In carcere per un racconto

di ELIANA NARCISI (ELIANA ENNE) –

É appena trascorso il 25 aprile e chissà se abbiamo dedicato qualche minuto a riflettere su quanto siano importanti e preziose la libertà di pensiero, di parola, di opinione, di critica. Vorrei raccontarvi cosa succede a chi non ne ha. Golrokh Ebrahimi Iraee è una scrittrice iraniana. É detenuta a Teheran in condizioni deplorevoli, picchiata e maltrattata e dal 3 febbraio di quest’anno ha iniziato lo sciopero della fame. Dal 20 aprile sappiamo che è in coma. Perché tutto questo?

Nel 2014 la polizia segreta iraniana le piomba in casa senza nessun mandato e con una violenza tale che sua suocera ha un infarto; frugano ovunque, sequestrano il computer, cd, documenti e un taccuino di appunti che contiene un racconto inedito, la storia di una giovane che, dopo aver assistito alla proiezione del documentario ‘La lapidazione di Soraya M.’, è talmente sconvolta che brucia per rabbia la sua copia del Corano. É un’opera di fantasia, ma di fatto denuncia la vergogna della pratica della lapidazione in Iran. Scatta l’arresto per la scrittrice e suo marito, Arash Sadeghi.

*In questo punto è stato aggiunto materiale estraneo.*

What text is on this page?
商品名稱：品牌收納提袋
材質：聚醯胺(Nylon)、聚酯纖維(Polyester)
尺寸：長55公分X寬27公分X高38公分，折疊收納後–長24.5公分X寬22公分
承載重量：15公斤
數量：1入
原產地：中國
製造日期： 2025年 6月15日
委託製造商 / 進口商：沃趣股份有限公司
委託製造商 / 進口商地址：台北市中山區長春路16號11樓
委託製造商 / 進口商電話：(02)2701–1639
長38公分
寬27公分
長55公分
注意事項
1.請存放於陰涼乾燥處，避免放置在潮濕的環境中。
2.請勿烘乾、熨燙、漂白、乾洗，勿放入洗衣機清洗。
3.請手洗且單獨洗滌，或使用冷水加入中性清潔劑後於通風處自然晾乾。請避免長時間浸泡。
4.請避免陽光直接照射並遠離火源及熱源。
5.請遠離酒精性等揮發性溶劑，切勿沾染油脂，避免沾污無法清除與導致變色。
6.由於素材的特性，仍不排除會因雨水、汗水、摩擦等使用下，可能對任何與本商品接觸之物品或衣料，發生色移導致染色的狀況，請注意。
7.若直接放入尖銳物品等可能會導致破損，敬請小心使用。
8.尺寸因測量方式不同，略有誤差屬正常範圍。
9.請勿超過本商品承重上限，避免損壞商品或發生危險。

La donna viene rinchiusa in isolamento e interrogata per giorni bendata, col viso rivolto al muro, costretta a sentire le grida disperate di dolore del marito, che nella stanza accanto viene torturato. La Corte Rivoluzionaria accusa la scrittrice di insulto all’Islam e diffusione di propaganda contro il sistema, praticamente non le concede diritto di difendersi (le revoca l’avvocato) e la condanna a sei anni di reclusione.

Sembra una follia, perché nel nostro Paese la libertà di pensiero e di parola sono diritti inviolabili garantiti dalla Costituzione e ce ne dimentichiamo, perché diamo per scontato che possiamo esprimerci, criticare, persino giudicare negativamente ciò che delle istituzioni non ci piace. Gli appunti su un taccuino equivalgono ai propri pensieri, dunque Golrokh Ebrahimi Iraee sta scontando sei anni di carcere per aver pensato. Ma se in un Paese non c’è libertà, allora non si può denunciare ciò che si ritiene ingiusto, non è concesso di pensarla diversamente. Perché le parole spaventano più delle armi.